Falmer Parish Council was the most vocal opponent of the plans and built a powerful body of opposition, including East Sussex County Council, Lewes District Council, The Society of Sussex
Downsmen, The South Downs Conservation Board and Friends of the Earth.
The parish council said Falmer was the cheap option and wanted alternative sites to be considered, particularly brownfield sites in Brighton and Hove.
Objections at a glance
- The eight acre Falmer site is too small - the old Goldstone ground was ten acres while the current Withdean stadium is 14.6 acres.
- A stadium at Falmer would cause irreparable damage to the downland environment.
- The site is in an area of outstanding natural beauty (AONB).
- A stadium at Falmer is against government planning policies for this AONB.
- It would generate major dangerous car travel and traffic problems on the busy, adjacent A27 trunk road.
- Its size, traffic and the crowds involved would generate visual, light, noise and air pollution.
- It has inadequate, one-road (A27) access.
- Both universities have refused use of their parking facilities for stadium use.
- Public transport cannot overcome car use and the major parking problems at Falmer.
- Falmer's small, rural rail station is totally inadequate for the number of stadium visitors that would be involved.
- The stadium proposed would be a high risk financial venture for any council, university or other "partners" involved.

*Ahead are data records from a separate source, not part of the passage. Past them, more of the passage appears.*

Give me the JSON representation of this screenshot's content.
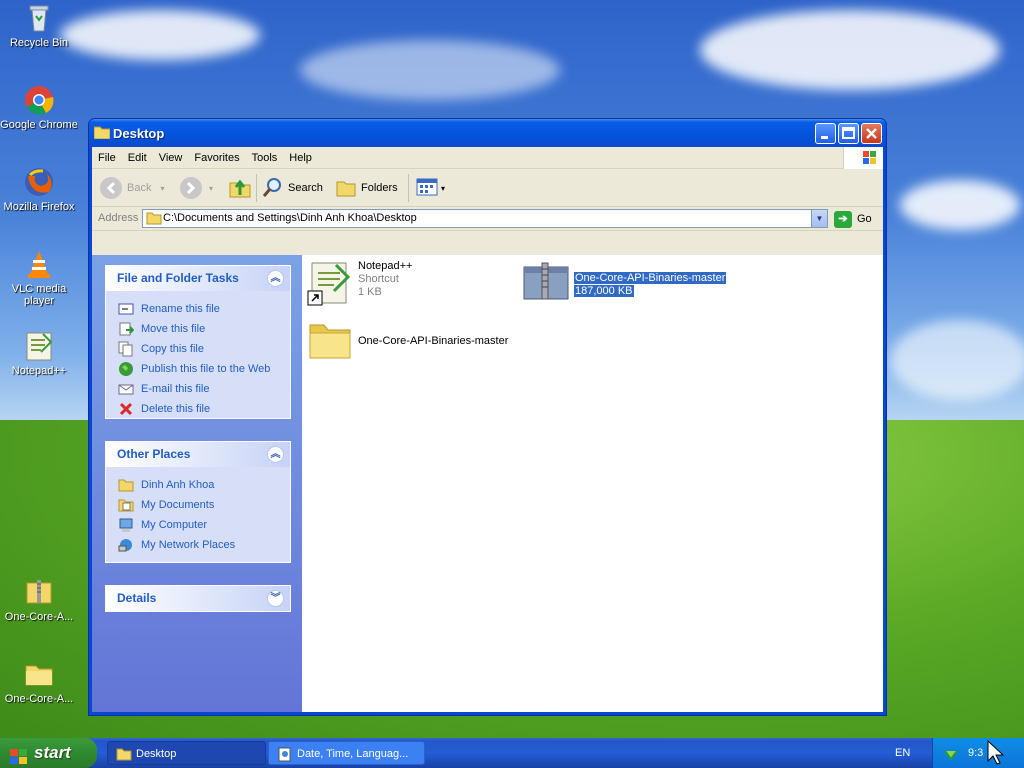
{
  "desktop": {
    "icons": [
      {
        "label": "Recycle Bin",
        "icon": "recycle-bin-icon"
      },
      {
        "label": "Google Chrome",
        "icon": "chrome-icon"
      },
      {
        "label": "Mozilla Firefox",
        "icon": "firefox-icon"
      },
      {
        "label": "VLC media player",
        "icon": "vlc-icon"
      },
      {
        "label": "Notepad++",
        "icon": "notepadpp-icon"
      },
      {
        "label": "One-Core-A...",
        "icon": "zip-folder-icon"
      },
      {
        "label": "One-Core-A...",
        "icon": "folder-icon"
      }
    ]
  },
  "window": {
    "title": "Desktop",
    "menu": [
      "File",
      "Edit",
      "View",
      "Favorites",
      "Tools",
      "Help"
    ],
    "toolbar": {
      "back": "Back",
      "search": "Search",
      "folders": "Folders"
    },
    "address": {
      "label": "Address",
      "value": "C:\\Documents and Settings\\Dinh Anh Khoa\\Desktop",
      "go": "Go"
    },
    "tasks_panel": {
      "title": "File and Folder Tasks",
      "items": [
        "Rename this file",
        "Move this file",
        "Copy this file",
        "Publish this file to the Web",
        "E-mail this file",
        "Delete this file"
      ]
    },
    "places_panel": {
      "title": "Other Places",
      "items": [
        "Dinh Anh Khoa",
        "My Documents",
        "My Computer",
        "My Network Places"
      ]
    },
    "details_panel": {
      "title": "Details"
    },
    "files": [
      {
        "name": "Notepad++",
        "type": "Shortcut",
        "size": "1 KB"
      },
      {
        "name": "One-Core-API-Binaries-master",
        "size": "187,000 KB",
        "selected": true
      },
      {
        "name": "One-Core-API-Binaries-master"
      }
    ]
  },
  "taskbar": {
    "start": "start",
    "tasks": [
      "Desktop",
      "Date, Time, Languag..."
    ],
    "lang": "EN",
    "clock": "9:3"
  },
  "colors": {
    "selection": "#316ac5",
    "title_blue": "#0a5ce6",
    "link_blue": "#215dc6"
  }
}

- If a stadium is required, there are more suitable alternative sites in terms of benefit to the local economy, jobs, transport etc.

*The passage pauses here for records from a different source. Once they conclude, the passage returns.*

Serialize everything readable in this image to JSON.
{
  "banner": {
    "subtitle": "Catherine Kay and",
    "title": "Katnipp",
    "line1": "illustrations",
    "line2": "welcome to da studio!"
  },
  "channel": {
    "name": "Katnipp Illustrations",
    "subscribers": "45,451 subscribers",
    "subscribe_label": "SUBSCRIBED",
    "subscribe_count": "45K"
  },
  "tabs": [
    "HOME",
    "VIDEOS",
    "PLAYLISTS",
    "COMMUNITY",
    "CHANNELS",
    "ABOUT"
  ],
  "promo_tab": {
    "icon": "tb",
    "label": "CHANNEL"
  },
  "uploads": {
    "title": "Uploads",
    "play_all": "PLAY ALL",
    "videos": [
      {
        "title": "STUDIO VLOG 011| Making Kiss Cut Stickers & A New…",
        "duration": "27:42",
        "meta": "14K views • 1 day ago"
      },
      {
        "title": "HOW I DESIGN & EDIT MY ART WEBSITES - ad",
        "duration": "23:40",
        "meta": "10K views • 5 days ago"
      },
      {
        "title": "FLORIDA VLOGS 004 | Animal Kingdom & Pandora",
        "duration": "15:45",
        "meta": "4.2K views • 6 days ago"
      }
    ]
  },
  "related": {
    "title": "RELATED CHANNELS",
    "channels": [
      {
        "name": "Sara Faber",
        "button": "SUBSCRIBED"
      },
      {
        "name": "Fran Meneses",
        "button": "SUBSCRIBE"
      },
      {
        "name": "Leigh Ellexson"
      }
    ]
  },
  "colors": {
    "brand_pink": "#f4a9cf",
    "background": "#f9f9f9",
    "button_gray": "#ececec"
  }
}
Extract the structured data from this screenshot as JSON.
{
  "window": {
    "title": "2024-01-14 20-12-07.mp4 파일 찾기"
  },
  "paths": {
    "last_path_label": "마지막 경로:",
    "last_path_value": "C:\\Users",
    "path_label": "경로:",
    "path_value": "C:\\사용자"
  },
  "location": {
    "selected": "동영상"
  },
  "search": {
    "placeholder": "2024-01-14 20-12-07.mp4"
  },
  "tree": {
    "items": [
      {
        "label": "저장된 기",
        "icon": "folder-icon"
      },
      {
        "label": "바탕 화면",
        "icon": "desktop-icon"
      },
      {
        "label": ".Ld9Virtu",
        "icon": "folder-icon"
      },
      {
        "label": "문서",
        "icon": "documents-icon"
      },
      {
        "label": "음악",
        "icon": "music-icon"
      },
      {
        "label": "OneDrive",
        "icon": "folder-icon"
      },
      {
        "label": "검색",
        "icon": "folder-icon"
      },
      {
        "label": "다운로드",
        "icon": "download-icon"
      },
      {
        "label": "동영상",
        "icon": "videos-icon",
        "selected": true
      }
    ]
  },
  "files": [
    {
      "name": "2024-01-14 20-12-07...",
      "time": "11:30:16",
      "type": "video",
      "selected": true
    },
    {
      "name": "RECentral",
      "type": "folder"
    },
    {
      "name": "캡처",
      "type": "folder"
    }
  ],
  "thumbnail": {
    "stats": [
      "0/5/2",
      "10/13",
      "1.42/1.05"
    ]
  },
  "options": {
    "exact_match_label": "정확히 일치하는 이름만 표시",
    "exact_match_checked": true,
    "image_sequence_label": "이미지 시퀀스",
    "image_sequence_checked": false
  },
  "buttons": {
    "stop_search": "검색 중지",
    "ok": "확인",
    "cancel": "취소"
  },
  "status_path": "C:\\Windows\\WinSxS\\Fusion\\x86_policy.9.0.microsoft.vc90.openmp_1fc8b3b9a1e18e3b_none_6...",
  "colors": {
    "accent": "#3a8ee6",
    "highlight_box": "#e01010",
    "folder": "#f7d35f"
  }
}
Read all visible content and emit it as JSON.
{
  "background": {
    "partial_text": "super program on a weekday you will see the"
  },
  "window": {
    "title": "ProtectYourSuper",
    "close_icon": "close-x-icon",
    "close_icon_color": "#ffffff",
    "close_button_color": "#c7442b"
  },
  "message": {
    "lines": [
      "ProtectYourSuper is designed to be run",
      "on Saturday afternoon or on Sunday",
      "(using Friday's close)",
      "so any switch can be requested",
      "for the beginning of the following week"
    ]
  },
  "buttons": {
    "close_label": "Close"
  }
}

- Falmer does not need another sports hall. It already has more publicly available sports hall accommodation than the rest of Brighton and Hove put together.

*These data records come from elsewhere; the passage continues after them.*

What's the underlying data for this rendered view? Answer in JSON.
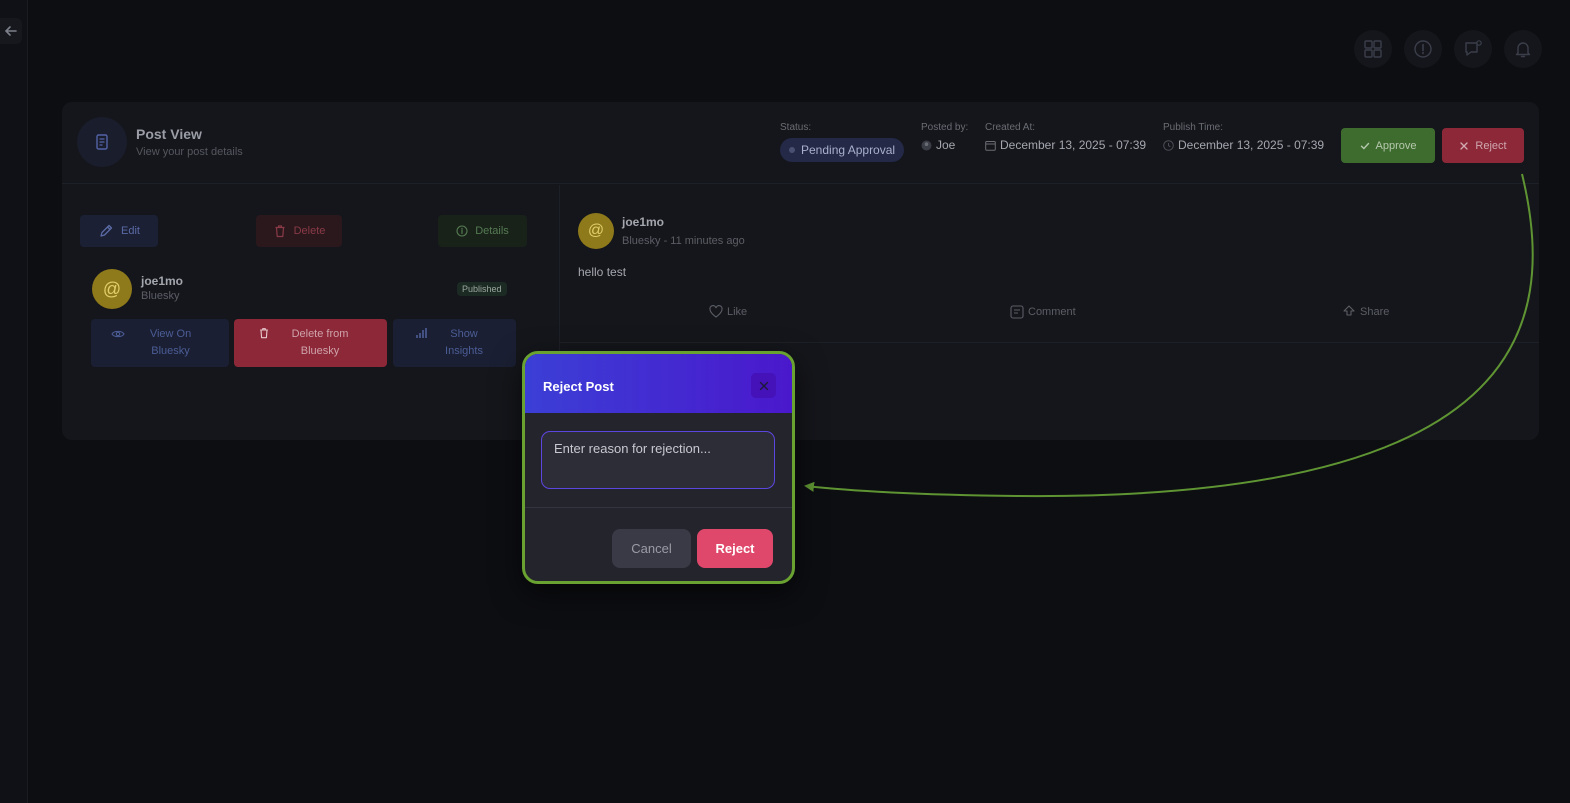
{
  "header": {
    "title": "Post View",
    "subtitle": "View your post details",
    "status_label": "Status:",
    "status_value": "Pending Approval",
    "posted_by_label": "Posted by:",
    "posted_by_value": "Joe",
    "created_label": "Created At:",
    "created_value": "December 13, 2025 - 07:39",
    "publish_label": "Publish Time:",
    "publish_value": "December 13, 2025 - 07:39",
    "approve_label": "Approve",
    "reject_label": "Reject"
  },
  "left_panel": {
    "edit_label": "Edit",
    "delete_label": "Delete",
    "details_label": "Details",
    "account": {
      "avatar_glyph": "@",
      "name": "joe1mo",
      "platform": "Bluesky",
      "status_badge": "Published"
    },
    "view_label": "View On Bluesky",
    "delete_bsky_label": "Delete from Bluesky",
    "insights_label": "Show Insights"
  },
  "post": {
    "avatar_glyph": "@",
    "username": "joe1mo",
    "meta": "Bluesky - 11 minutes ago",
    "text": "hello test",
    "like_label": "Like",
    "comment_label": "Comment",
    "share_label": "Share"
  },
  "modal": {
    "title": "Reject Post",
    "reason_placeholder": "Enter reason for rejection...",
    "cancel_label": "Cancel",
    "reject_label": "Reject"
  },
  "colors": {
    "approve": "#3e6c2f",
    "reject": "#e0486b",
    "modal_header_start": "#3b3fd6",
    "modal_header_end": "#4a18cc",
    "highlight": "#6aa232"
  }
}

- Any new facilities should be built in the town area requiring them.
- Falmer is already an "area for all". Thousands of visitors a year come to Falmer to enjoy the village and the local downs. Their leisure would be ruined by a stadium and its
impact.
- The high excavation of the downs required to level the site could seriously affect the water table in the area and cause flooding of the adjacent rail line and A27.
- The employment opportunities for a stadium would be the same wherever it was built. The community facilities linked to a stadium could be provided without a stadium.